Bildungsaustausch zu Erinnerungskultur des Holocaust zwischen Minsk und Düsseldorf

Im Oktober - November fanden Bildungsreisen zu den Vernichtungsorten, Gedenkstätten und Erinnerungsorten des Nationalsozialismus in Düsseldorf und Minsk statt. An den Bildungsreisen nahmen Studenten der Heinrich-Heine-Universität, Vertreter der Mahn- und Gedenkstätten in Düsseldorf „Alter Schlachthof“ und "Vogelsang", Mitarbeiter der Belarussischen staatlichen Universität, gesellschaftlicher und religiöser Vereinigungen und des Projekts „Geschichtswerkstatt Leonid Lewin“ teil.

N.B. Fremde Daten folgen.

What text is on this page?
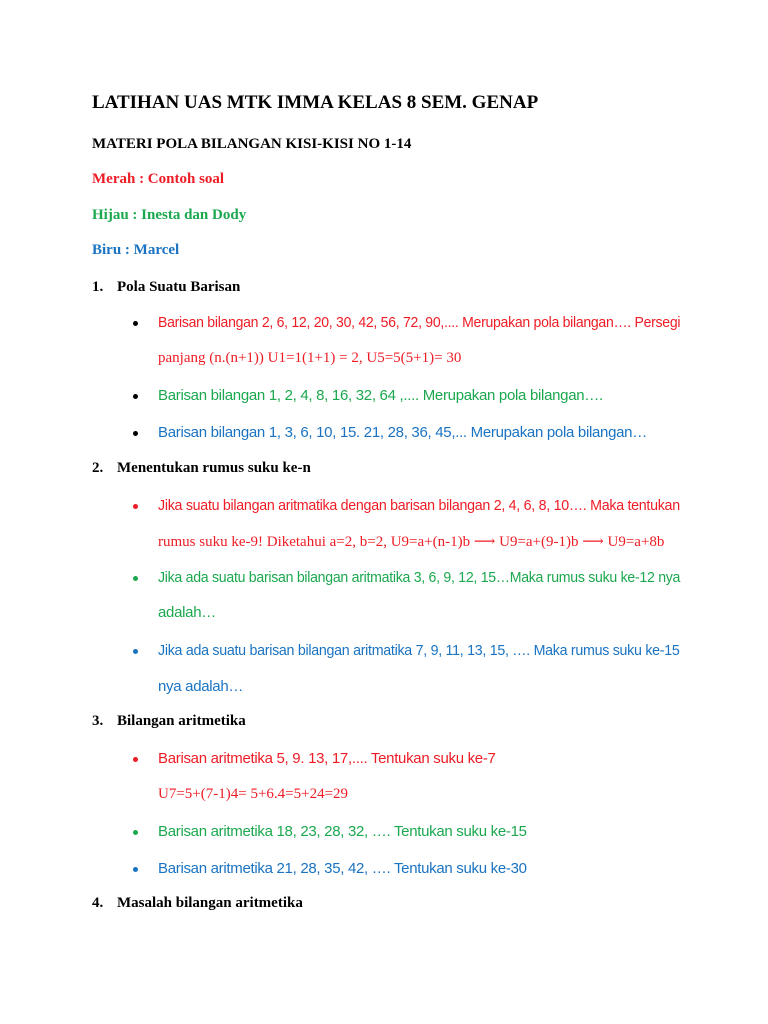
LATIHAN UAS MTK IMMA KELAS 8 SEM. GENAP
MATERI POLA BILANGAN KISI-KISI NO 1-14
Merah : Contoh soal
Hijau : Inesta dan Dody
Biru : Marcel
1. Pola Suatu Barisan
Barisan bilangan 2, 6, 12, 20, 30, 42, 56, 72, 90,.... Merupakan pola bilangan…. Persegi
panjang (n.(n+1)) U1=1(1+1) = 2, U5=5(5+1)= 30
Barisan bilangan 1, 2, 4, 8, 16, 32, 64 ,.... Merupakan pola bilangan….
Barisan bilangan 1, 3, 6, 10, 15. 21, 28, 36, 45,... Merupakan pola bilangan…
2. Menentukan rumus suku ke-n
Jika suatu bilangan aritmatika dengan barisan bilangan 2, 4, 6, 8, 10…. Maka tentukan
rumus suku ke-9! Diketahui a=2, b=2, U9=a+(n-1)b ⟶ U9=a+(9-1)b ⟶ U9=a+8b
Jika ada suatu barisan bilangan aritmatika 3, 6, 9, 12, 15…Maka rumus suku ke-12 nya
adalah…
Jika ada suatu barisan bilangan aritmatika 7, 9, 11, 13, 15, …. Maka rumus suku ke-15
nya adalah…
3. Bilangan aritmetika
Barisan aritmetika 5, 9. 13, 17,.... Tentukan suku ke-7
U7=5+(7-1)4= 5+6.4=5+24=29
Barisan aritmetika 18, 23, 28, 32, …. Tentukan suku ke-15
Barisan aritmetika 21, 28, 35, 42, …. Tentukan suku ke-30
4. Masalah bilangan aritmetika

Finanzielle Unterstützung der Bildungsreisen leistete der Deutsche Akademische Austauschdienst (DAAD).

Die Ergebnisse des zweiten Weltkrieges, unterschiedliche Nachkriegslage in Belarus und Deutschland sowie unterschiedliche politische Regimes in beiden Ländern trugen zur Formierung unterschiedlicher Erinnerungskulturen an den Krieg. Zum Ziel der Bildungsreisen wurde die Bekanntschaft mit unterschiedlicher Erfahrung im Umgang mit der Erinnerungskultur an den Krieg.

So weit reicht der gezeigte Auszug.